As way of explanation–if not excuse–I came across the connection between Kant and spatial neglect in "Spatial Deficits and Selective Attention," by Lynn Robertson (in The Cognitive Neurosciences, 4th edition 2009, MIT Press).
Robertson, a neuroscientist at UC Berkeley, opens the chapter as follows:
"The influential 18th century philosopher Immanuel Kant claimed that space and time were the two necessary mental concepts supporting all other human experience."
After quoting Kant on how we can't imagine the nonexistence of space, she writes,
"Although it is very nearly impossible to imagine a world in which space does not exist, there are individuals with damage to certain brain areas who must contend with the loss of spatial perception on a daily basis."
What does RTFA FTW mean?
Leigh, don't let yourself sink into mediocrity defending Kant from scientists. That's the job of untenured faculty and adjuncts!
@Carl: Thanks for stopping by… and, if this wasn't made clear above, I want to say again that I am a real fan of your work (the perhaps overly-harsh tone of this post notwithstanding)!
I think the important point (only implicit, admittedly, in the Robertson quote that you cite) is that, as I noted here, Kant's claim is that Space (and Time) are a priori concepts, which means (among other things) that they are not derivative of experience. That means that we cannot have "perceptions" or "experiences" of things that are not accompanied and contextualized and made thinkable FIRST in conjunction with our concepts of Space and Time, but also that our concepts of Space and Time are largely vacant and meaningless without the perceptions and experiences that fill that context with content. As he famously stated in the First Critique: "Concepts without intuitions are empty, intuitions without concepts are blind."
The *radical* element of Kant's claim is, of course, that our concepts of Space and Time are conditions for the possibility of "experience." My worry with the "spatial neglect" studies, as you explain them, is that they suggest that there are people who have no "concept" of Space. If that were the case, it would most certainly present a MAJOR challenge to Kant's theory of perception, and also (I suspect) an entirely new problem for neuroscientists.
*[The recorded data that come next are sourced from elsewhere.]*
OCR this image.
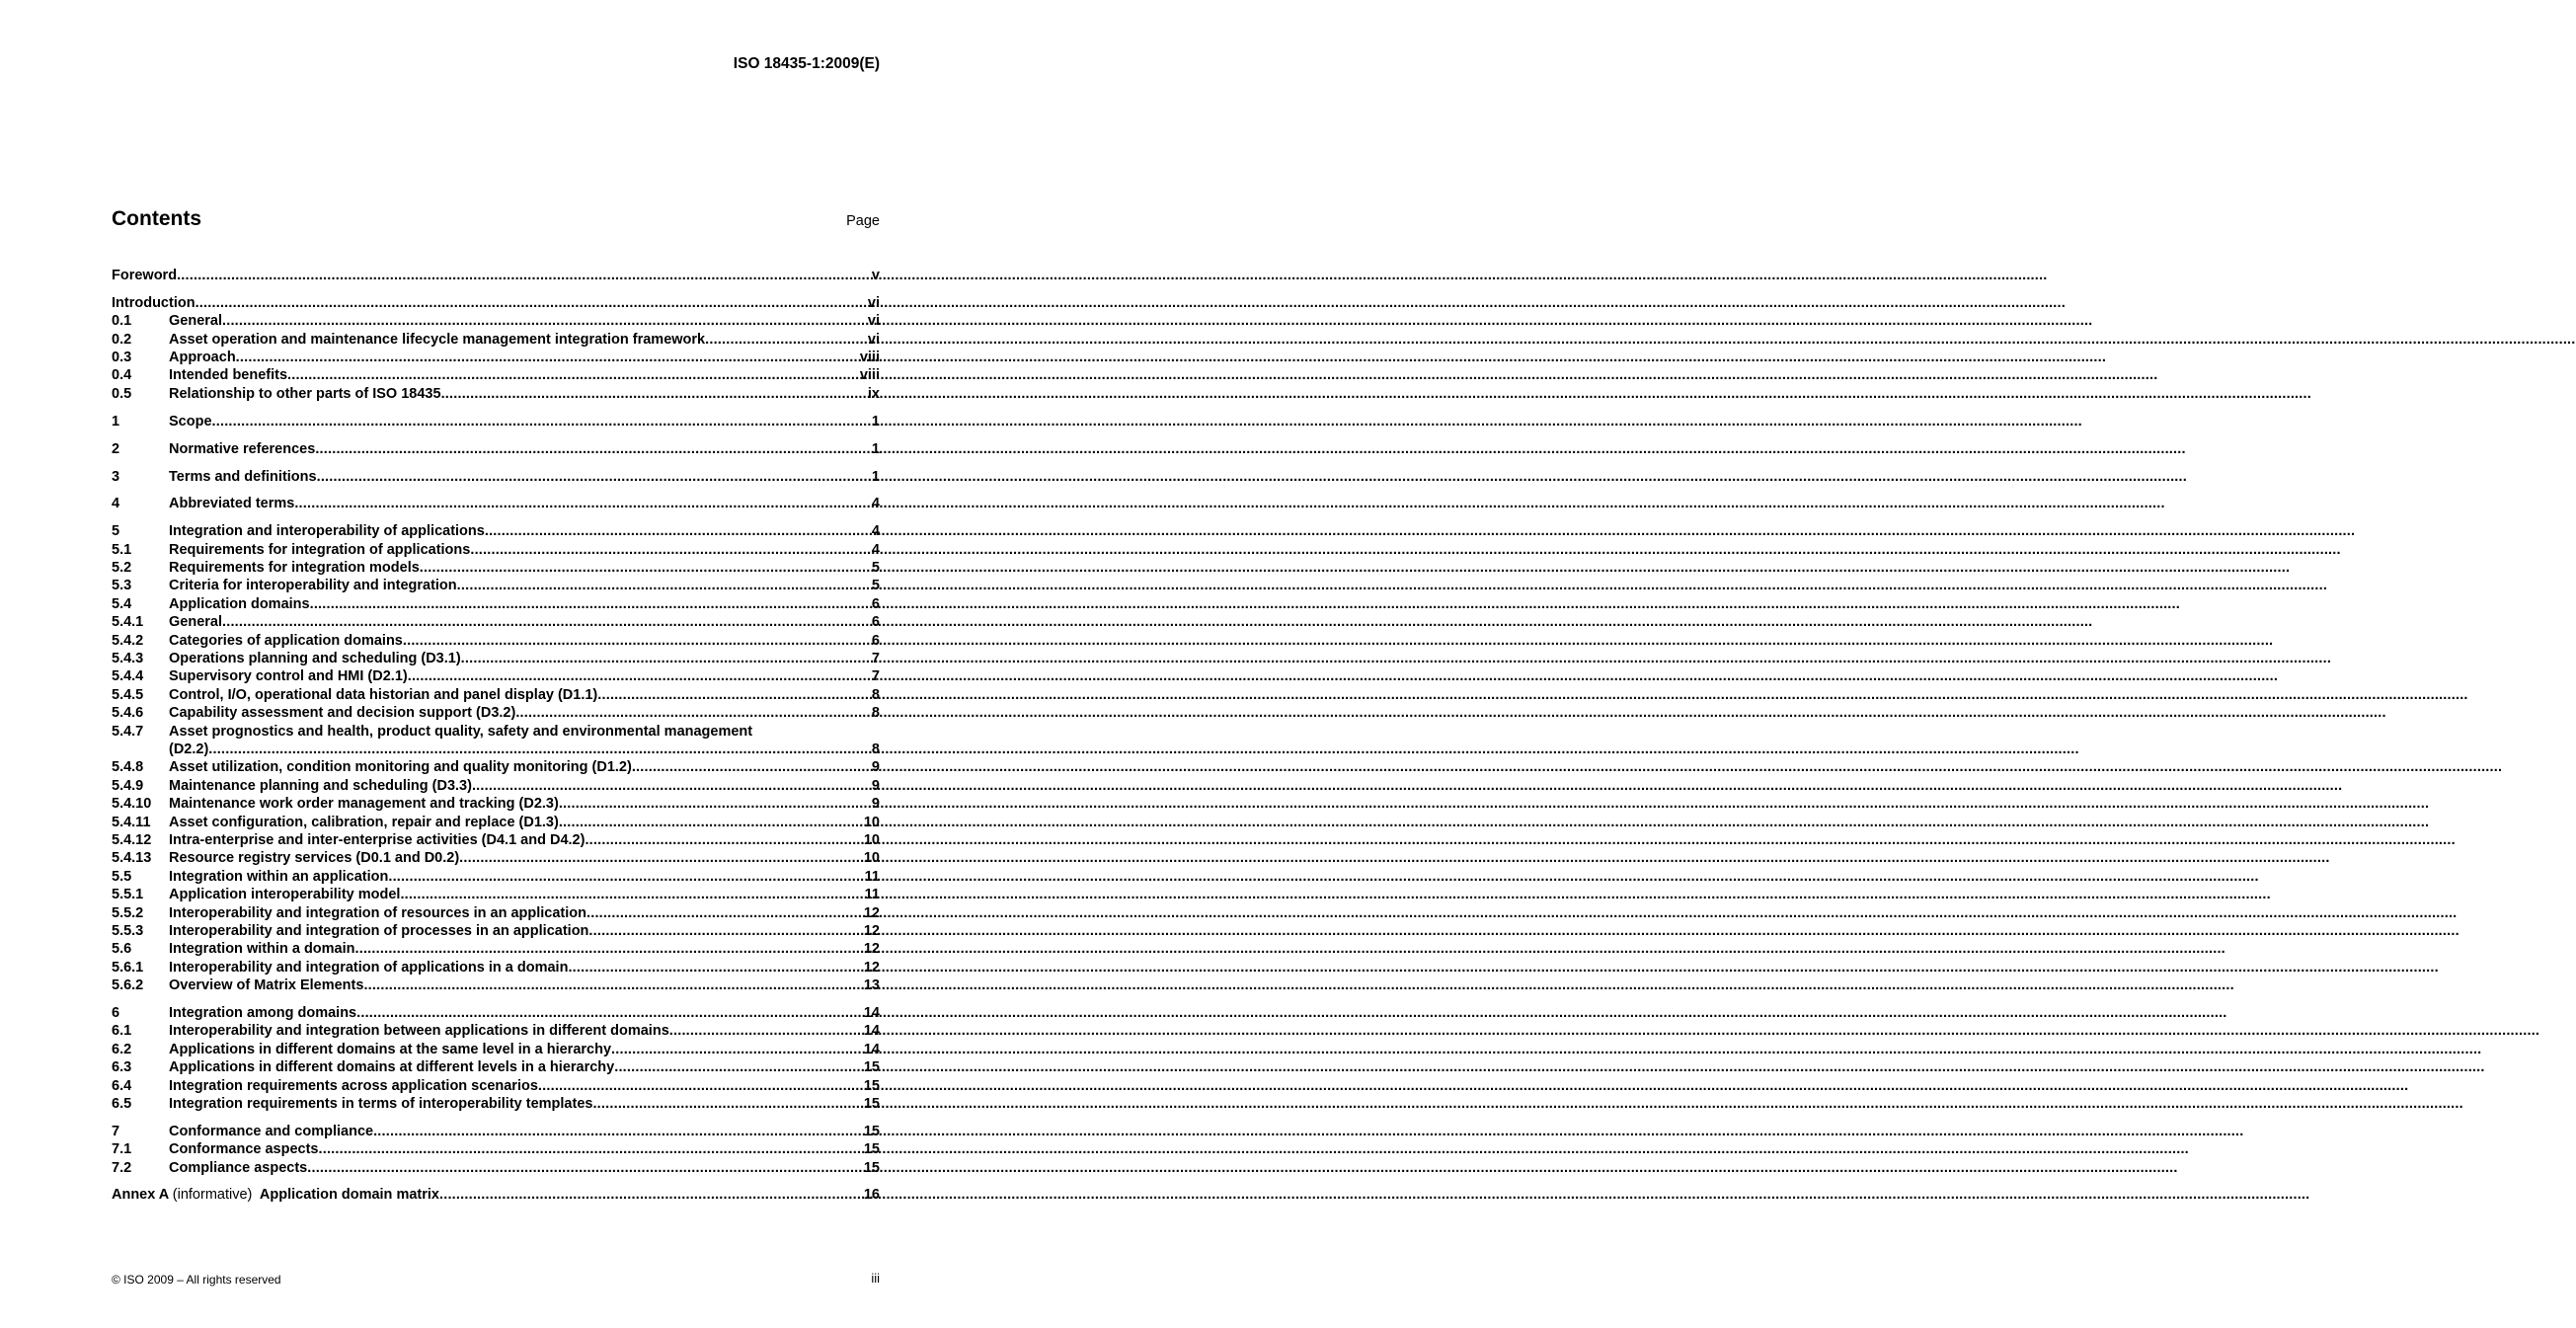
ISO 18435-1:2009(E)
Contents	Page
Foreword .....	v
Introduction .....	vi
0.1	General .....	vi
0.2	Asset operation and maintenance lifecycle management integration framework .....	vi
0.3	Approach .....	viii
0.4	Intended benefits .....	viii
0.5	Relationship to other parts of ISO 18435 .....	ix
1	Scope .....	1
2	Normative references .....	1
3	Terms and definitions .....	1
4	Abbreviated terms .....	4
5	Integration and interoperability of applications .....	4
5.1	Requirements for integration of applications .....	4
5.2	Requirements for integration models .....	5
5.3	Criteria for interoperability and integration .....	5
5.4	Application domains .....	6
5.4.1	General .....	6
5.4.2	Categories of application domains .....	6
5.4.3	Operations planning and scheduling (D3.1) .....	7
5.4.4	Supervisory control and HMI (D2.1) .....	7
5.4.5	Control, I/O, operational data historian and panel display (D1.1) .....	8
5.4.6	Capability assessment and decision support (D3.2) .....	8
5.4.7	Asset prognostics and health, product quality, safety and environmental management
(D2.2) .....	8
5.4.8	Asset utilization, condition monitoring and quality monitoring (D1.2) .....	9
5.4.9	Maintenance planning and scheduling (D3.3) .....	9
5.4.10	Maintenance work order management and tracking (D2.3) .....	9
5.4.11	Asset configuration, calibration, repair and replace (D1.3) .....	10
5.4.12	Intra-enterprise and inter-enterprise activities (D4.1 and D4.2) .....	10
5.4.13	Resource registry services (D0.1 and D0.2) .....	10
5.5	Integration within an application .....	11
5.5.1	Application interoperability model .....	11
5.5.2	Interoperability and integration of resources in an application .....	12
5.5.3	Interoperability and integration of processes in an application .....	12
5.6	Integration within a domain .....	12
5.6.1	Interoperability and integration of applications in a domain .....	12
5.6.2	Overview of Matrix Elements .....	13
6	Integration among domains .....	14
6.1	Interoperability and integration between applications in different domains .....	14
6.2	Applications in different domains at the same level in a hierarchy .....	14
6.3	Applications in different domains at different levels in a hierarchy .....	15
6.4	Integration requirements across application scenarios .....	15
6.5	Integration requirements in terms of interoperability templates .....	15
7	Conformance and compliance .....	15
7.1	Conformance aspects .....	15
7.2	Compliance aspects .....	15
Annex A (informative) Application domain matrix .....	16
© ISO 2009 – All rights reserved	iii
But, in the end, the "loss of [a certain degree of] spatial perception" is not the same as the loss of spatial perception (or conception) altogether.
Again, I really appreciate the work that you do. So, I'm interested to hear your thoughts on my claim that there is a significant and disproportionate relation between the claims that scientists make about philosophical theories and the claims that philosophers make about scientific theories. I wonder if, in your view, an analagous misattribution or misinterpretation (by a philosopher, toward a "hard" scientist) would be taken as seriously?
For the record, I am not accusing you of "not doing your research" (as is evidenced, in part, by the citation you provided in your comment, which I can see as easy to misread sans context).
I don't know whether or not someone can lack a concept of space. I'm not Kant, and I'm not a neuroscientist. But the more that I think about it, I don't know how one would actually translate "the concept of space" into modern terms that could be made part of a scientific investigation. Would scientists have to ask questions like, "Do you know the difference between up and down?"
That being said, there are definitely all sorts of really radical spatial neglects that I didn't have time to get into. Balint's syndrome, for example, is sometimes called a psychic paralysis, making it impossible for a person to pay attention to anything that isn't directly in front of his or her own eyes.
Scientists can certainly be flaky at times about philosophy, just like they can be about the history of science. I have no idea how to measure degrees of flakiness, though.
Thanks, again, Carl. I guess what I want to say is that if neuroscientists (and cognitive scientists) are NOT asking themselves the question "What do we do with concepts?", then I'm guessing they have already conceded the mind-vs.-brain debate and settled that the mind is *only* the brain. I, for one, am not so sure that all of the operations of the mind/brain can be translated into "scientific" (by which I understand you to mean, I think, "materialist") terms.